Melanie Stetson Freeman/STAFF
Over the past two years and four months, Denise Sims-Bowles has sent out 273 résumés – each of them tracked on a spreadsheet on her computer.
"It's not that I don't have skills," says Ms. Sims-Bowles, whose job entailed taking everyday tasks and automating them. "I look for a job every day, and every day I have the door slammed – hard. To be honest, it's hard to remain positive."
Sims-Bowles is one of the long-term unemployed, a group that has been growing every month since at least late 2007. These individuals have been out of work so long that it's hard for them to explain to potential employers why they are still pounding the pavement. Many have exhausted their connections, and, like Sims-Bowles, they're getting doors slammed in their faces.
Many of them have resigned themselves to jobs with lower pay and responsibilities – or they've dropped out of the workforce entirely because they are convinced there is no job for them.

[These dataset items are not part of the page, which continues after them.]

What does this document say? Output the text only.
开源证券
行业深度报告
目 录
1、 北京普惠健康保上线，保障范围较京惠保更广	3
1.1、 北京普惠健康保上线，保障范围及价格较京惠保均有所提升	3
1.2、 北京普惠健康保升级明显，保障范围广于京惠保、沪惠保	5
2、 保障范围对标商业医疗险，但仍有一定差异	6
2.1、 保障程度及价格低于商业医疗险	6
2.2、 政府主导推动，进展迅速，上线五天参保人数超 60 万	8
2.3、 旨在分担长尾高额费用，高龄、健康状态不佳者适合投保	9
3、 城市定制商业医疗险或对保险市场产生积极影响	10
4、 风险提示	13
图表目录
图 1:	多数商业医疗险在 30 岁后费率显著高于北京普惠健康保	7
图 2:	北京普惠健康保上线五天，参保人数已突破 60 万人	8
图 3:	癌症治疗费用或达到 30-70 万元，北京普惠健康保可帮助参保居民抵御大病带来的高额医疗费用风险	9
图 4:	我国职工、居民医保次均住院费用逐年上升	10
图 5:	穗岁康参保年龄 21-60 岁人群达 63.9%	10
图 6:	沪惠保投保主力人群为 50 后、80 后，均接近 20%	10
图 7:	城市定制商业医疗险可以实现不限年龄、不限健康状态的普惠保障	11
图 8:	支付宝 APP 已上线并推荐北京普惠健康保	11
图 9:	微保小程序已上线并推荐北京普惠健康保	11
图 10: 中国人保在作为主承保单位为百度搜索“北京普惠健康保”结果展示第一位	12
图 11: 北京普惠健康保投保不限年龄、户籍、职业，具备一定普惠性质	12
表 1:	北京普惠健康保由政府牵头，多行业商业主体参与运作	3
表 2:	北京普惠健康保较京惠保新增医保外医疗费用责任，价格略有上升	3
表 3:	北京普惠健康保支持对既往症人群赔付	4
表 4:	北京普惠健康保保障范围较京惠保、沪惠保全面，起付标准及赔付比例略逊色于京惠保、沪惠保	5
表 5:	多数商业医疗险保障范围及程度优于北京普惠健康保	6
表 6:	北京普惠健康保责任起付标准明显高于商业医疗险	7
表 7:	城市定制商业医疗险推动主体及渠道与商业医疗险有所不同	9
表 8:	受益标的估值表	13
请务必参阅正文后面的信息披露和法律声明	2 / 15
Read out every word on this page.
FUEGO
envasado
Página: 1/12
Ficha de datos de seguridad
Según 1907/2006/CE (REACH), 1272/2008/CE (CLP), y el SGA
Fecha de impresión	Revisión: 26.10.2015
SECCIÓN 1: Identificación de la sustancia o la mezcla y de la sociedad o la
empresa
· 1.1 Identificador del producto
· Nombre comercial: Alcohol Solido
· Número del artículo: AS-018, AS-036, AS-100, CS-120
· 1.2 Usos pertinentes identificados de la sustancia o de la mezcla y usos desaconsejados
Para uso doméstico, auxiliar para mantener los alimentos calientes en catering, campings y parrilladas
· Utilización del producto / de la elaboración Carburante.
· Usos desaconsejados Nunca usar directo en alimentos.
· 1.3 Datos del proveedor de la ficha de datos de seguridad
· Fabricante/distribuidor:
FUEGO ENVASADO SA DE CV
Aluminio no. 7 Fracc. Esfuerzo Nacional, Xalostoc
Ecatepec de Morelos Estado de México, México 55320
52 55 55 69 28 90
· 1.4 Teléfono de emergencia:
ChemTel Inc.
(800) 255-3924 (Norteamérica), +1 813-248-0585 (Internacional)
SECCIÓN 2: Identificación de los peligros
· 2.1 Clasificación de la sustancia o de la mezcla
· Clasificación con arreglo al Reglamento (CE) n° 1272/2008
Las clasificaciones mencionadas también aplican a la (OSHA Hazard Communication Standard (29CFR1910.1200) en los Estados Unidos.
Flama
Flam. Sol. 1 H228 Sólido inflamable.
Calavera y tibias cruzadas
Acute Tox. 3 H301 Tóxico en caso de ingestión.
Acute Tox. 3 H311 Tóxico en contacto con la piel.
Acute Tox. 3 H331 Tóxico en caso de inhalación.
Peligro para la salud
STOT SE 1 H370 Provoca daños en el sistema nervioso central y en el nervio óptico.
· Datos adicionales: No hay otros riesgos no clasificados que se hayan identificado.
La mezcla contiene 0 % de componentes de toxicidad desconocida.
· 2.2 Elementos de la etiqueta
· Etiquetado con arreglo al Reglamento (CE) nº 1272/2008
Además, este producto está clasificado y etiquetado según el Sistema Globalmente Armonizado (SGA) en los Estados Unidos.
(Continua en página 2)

"It's one of the riskiest byproducts of this recession – that we may have a segment of the workforce who may feel so disconnected and forgotten that they feel like there is nothing out there for them," says John Challenger, chief executive officer of Challenger, Gray & Christmas, an outplacement firm in Chicago. "These are productive people who have been put into some kind of space where they are outside in the cold and cannot get back in."